Роберт никогда не спрашивал Гвен, что положило конец ее браку, а она предпочитала обходить эту тему молчанием, но сейчас ее как будто прорвало.
— У Герберта появилась женщина… У них были очень серьезные отношения, а главное, она была моей самой близкой подругой. И когда я об этом узнала…
— Ты от него ушла, — закончил за нее Роберт. Гвен кивнула.
— Да. Чтобы принять решение, мне потребовалось не больше пяти секунд. Я даже не раздумывала — это был почти рефлекс! Я просто собрала свои вещи и ушла.
— А что сделал он?
— Он просил меня вернуться… Умолял вернуться, но я не хотела даже встречаться с ним и не отвечала на его звонки и записки. Довольно долгое время я по-настоящему ненавидела Герти, хотя со временем ненависть моя остыла… Но я так и не простила ни его, ни ее. Она была моей подругой, но я обвиняла обоих. И ненавидела.
— Скажи, ты когда-нибудь жалела, что ушла от него?
Да. Я долго казнила себя за… за свою поспешность, но Герберт об этом так никогда и не узнал.
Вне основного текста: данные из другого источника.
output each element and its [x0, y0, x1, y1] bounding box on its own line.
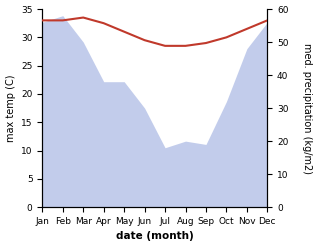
Y-axis label: med. precipitation (kg/m2): med. precipitation (kg/m2) — [302, 43, 313, 174]
Y-axis label: max temp (C): max temp (C) — [5, 74, 16, 142]
X-axis label: date (month): date (month) — [116, 231, 194, 242]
Я была слишком горда, чтобы показать ему, будто о чем-то жалею. Я считала — очень важно, чтобы он ни о чем не догадывался. Это был очень болезненный удар по моему самолюбию, и я ужасно страдала. Я вела себя глупо — теперь я это понимаю, но тогда… Я не дала ему ни малейшего повода надеяться. Мне не хотелось, чтобы он догадался, что я все еще его люблю…
— А сейчас? Что ты чувствуешь сейчас?
— Все прошло. Во всяком случае, я могу говорить и думать об этом спокойно, но тогда… Впрочем, не только тогда. Довольно долгое время я страдала, желала ему всяческого зла — и в то же время была в отчаянии.
— Ты сказала — возможно, ты допустила ошибку. Как ты думаешь — что ты могла сделать? Принять его обратно?
Ответ Гвен удивил Роберта.
— Да. Думаю — да. Я считаю, что человек только тогда чего-нибудь стоит, когда он умеет прощать. Больше того: именно человек, который прощает другим, имеет право называться человеком. Не человеком с большой буквы, а просто человеком… Мне потребовалось очень много времени, прежде чем я смогла простить Герберта, но было уже поздно. Когда… когда это случилось, я желала только одного: наказать его как можно больнее. Что ж, я своего добилась — я развелась с ним, и он этого не выдержал. Лишь много позже я поняла, что могла бы простить Герти, могла все забыть и остаться его женой… Но я опоздала и до сих пор жалею о том, что не сумела перешагнуть через собственное «я»… А ведь то же самое могло случиться и со мной, это я могла быть на его месте.